Saturday, June 26, 2010

God = Glory

So while I'm here in San Pedro, I decided to read through the book of Acts. And while I think I've already stated that, I am amazed about how much God is not only speaking to my heart about, but also the connections between my morning devotions and the books that we are reading as a group for the internship.

One of these books is called Radical and is by David Platt, a Pastor of a mega-church in Alabama. And even though he is blessed to have so many resources and people at his beckoning, for him its not enough. Platt is trying to reconcile the difference between the God of the American Dream and the God of the Bible. And what he shows, is that the God we learn and sing praises to is not the God that we proclaim to serve. It begs the reader to ask the question: who is God in my life? Is He the Father that is ever loving and forgiving? Or is He more? Is He the God that cannot abide sin? And the answer is a sound Biblical yes that He is both, but the fact reminds that our life and our faith doesn't show both. Platt writes that we are consumed by the fact that our relationship with God is not God centered at all, but me centered. Why? Because ask the question, "why do you serve God" and the typical response is, "because God loves me". And there it is, the me centered faith that we base our entire lives upon and proclaim to those around us. And while it cannot be denied that God does indeed love us, the answer is lacking. Yes God loves us, but He created us for His glory. In His image He made us. I have yet to find another person who gets as excited over an intimate creation with God as I do, but an important detail, nay, an important essential to remember is that we had that intimate creation so that God would be gloried. Our lives are not lived to bring glory to God as the most pivotal part of our day or existence. And yet, to not do so, is to live for God in ignorance.

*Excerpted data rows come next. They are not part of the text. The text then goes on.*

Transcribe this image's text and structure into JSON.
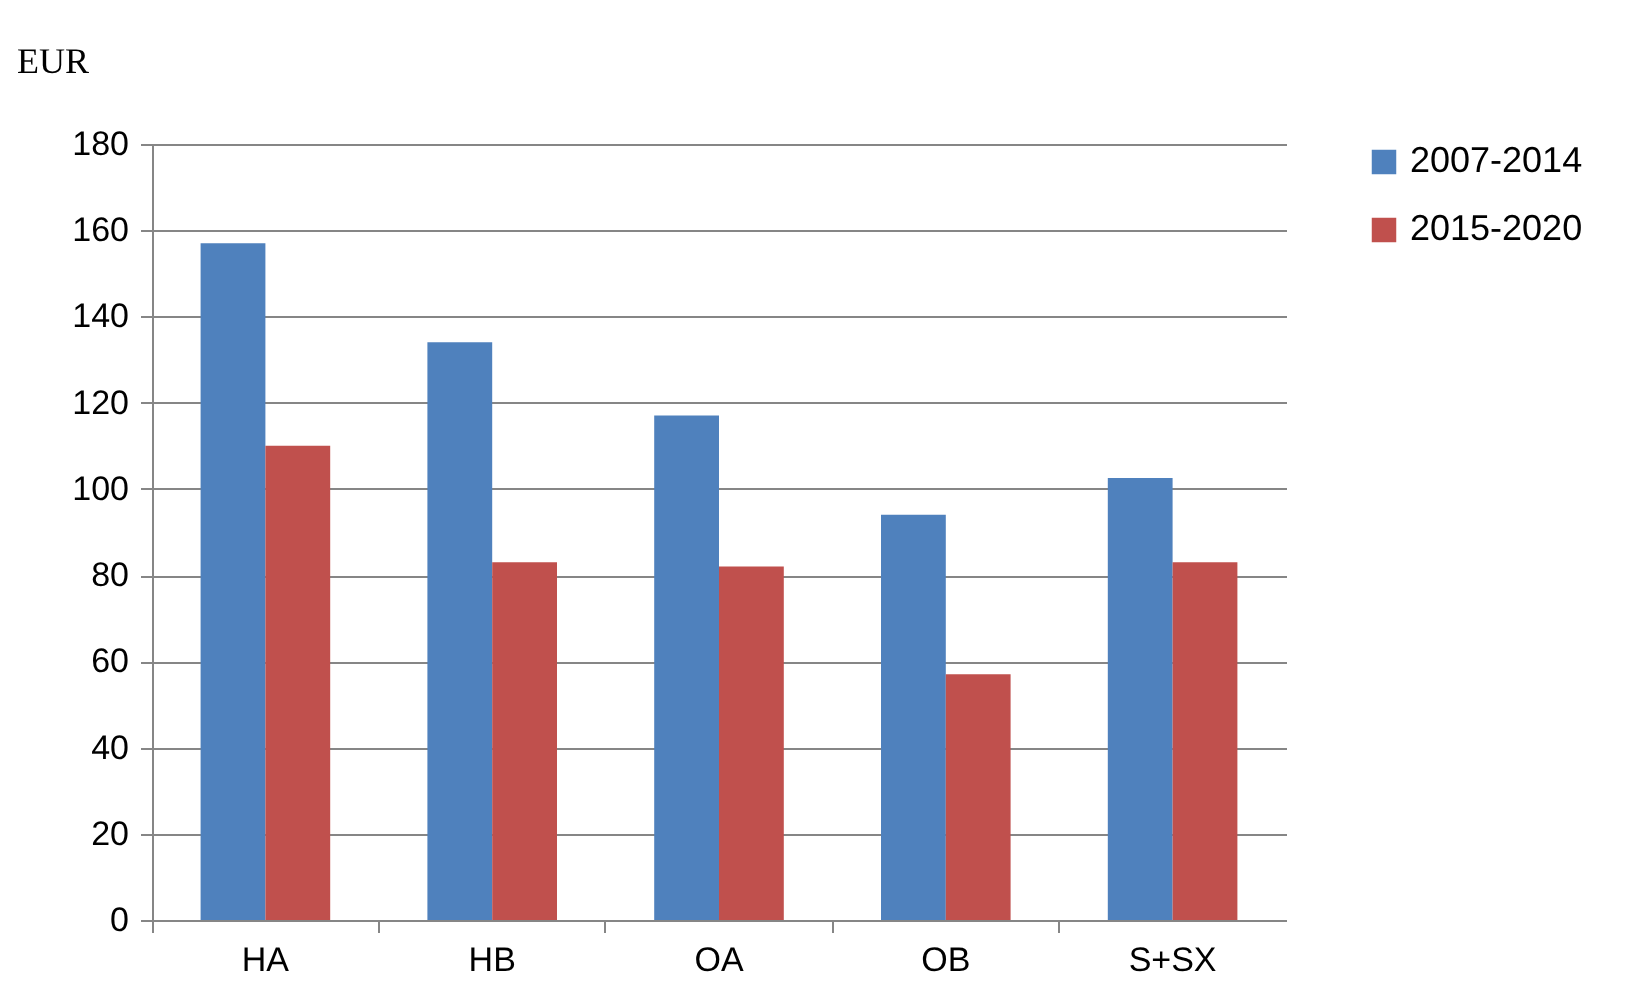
{
  "chart_data": {
    "type": "bar",
    "ylabel": "EUR",
    "categories": [
      "HA",
      "HB",
      "OA",
      "OB",
      "S+SX"
    ],
    "series": [
      {
        "name": "2007-2014",
        "color": "#4f81bd",
        "values": [
          157,
          134,
          117,
          94,
          102.5
        ]
      },
      {
        "name": "2015-2020",
        "color": "#c0504d",
        "values": [
          110,
          83,
          82,
          57,
          83
        ]
      }
    ],
    "ylim": [
      0,
      180
    ],
    "yticks": [
      0,
      20,
      40,
      60,
      80,
      100,
      120,
      140,
      160,
      180
    ],
    "grid": "y",
    "legend": "right"
  }
}
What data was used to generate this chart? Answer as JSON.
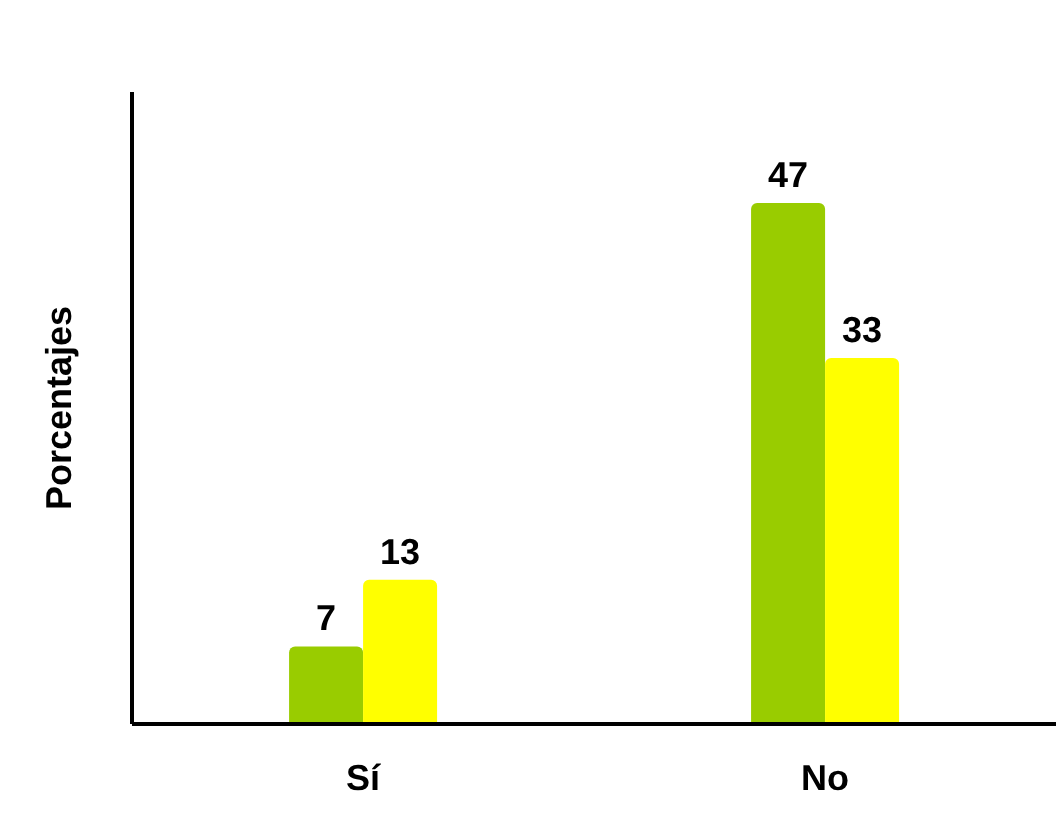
{
  "chart_data": {
    "type": "bar",
    "ylabel": "Porcentajes",
    "categories": [
      "Sí",
      "No"
    ],
    "series": [
      {
        "color": "#99cc00",
        "values": [
          7,
          47
        ]
      },
      {
        "color": "#ffff00",
        "values": [
          13,
          33
        ]
      }
    ],
    "ylim": [
      0,
      57
    ],
    "tick_labels": "x",
    "data_labels": true,
    "grid": false,
    "legend": false
  }
}
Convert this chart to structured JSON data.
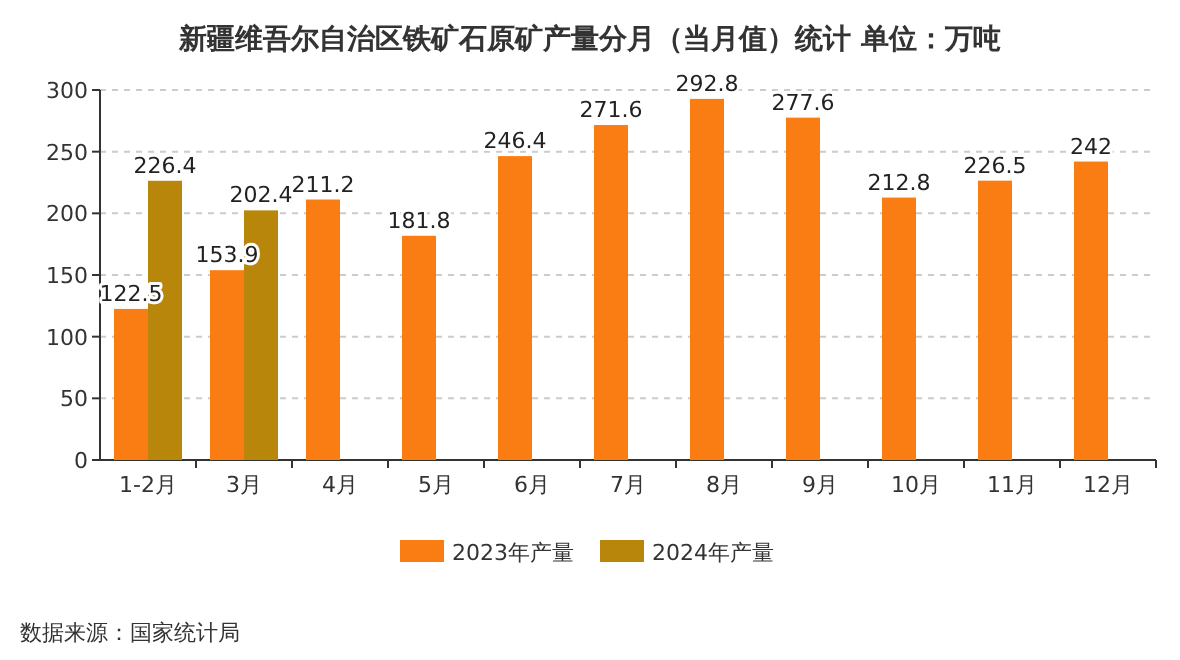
{
  "chart_data": {
    "type": "bar",
    "title": "新疆维吾尔自治区铁矿石原矿产量分月（当月值）统计  单位：万吨",
    "categories": [
      "1-2月",
      "3月",
      "4月",
      "5月",
      "6月",
      "7月",
      "8月",
      "9月",
      "10月",
      "11月",
      "12月"
    ],
    "series": [
      {
        "name": "2023年产量",
        "color": "#fa7d14",
        "values": [
          122.5,
          153.9,
          211.2,
          181.8,
          246.4,
          271.6,
          292.8,
          277.6,
          212.8,
          226.5,
          242
        ]
      },
      {
        "name": "2024年产量",
        "color": "#b8860b",
        "values": [
          226.4,
          202.4,
          null,
          null,
          null,
          null,
          null,
          null,
          null,
          null,
          null
        ]
      }
    ],
    "ylim": [
      0,
      300
    ],
    "yticks": [
      0,
      50,
      100,
      150,
      200,
      250,
      300
    ],
    "grid": "y",
    "legend": "bottom",
    "data_labels": true,
    "annotations": [
      "数据来源：国家统计局"
    ]
  }
}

I have a friend who is constantly reminding us that we are the very enemies of God. And I have to admit that when I first heard this, I was little confused. I thought that God loved us, and how many times have I sung, "I am a friend of God" and now I'm being told that I am an enemy of God? Two plus two was not equaling four. But now I'm starting to really understand. My sin, my disobedience makes me an enemy to the very God that create me. When Christ died on the cross, He wasn't just dying, but taking my sin, this thing that makes me a very enemy to my Creator, upon Himself. Christ became that enemy and threw it down. And yet, I still live in constant rebellion to God. I believe in Christ and for the blood that He gave, and yet I don't live it. I hope that now I can work more on my transformation to the image of Christ which leads to God being glorified, and less on retrograding back to the me centered Christianity that plagues this world.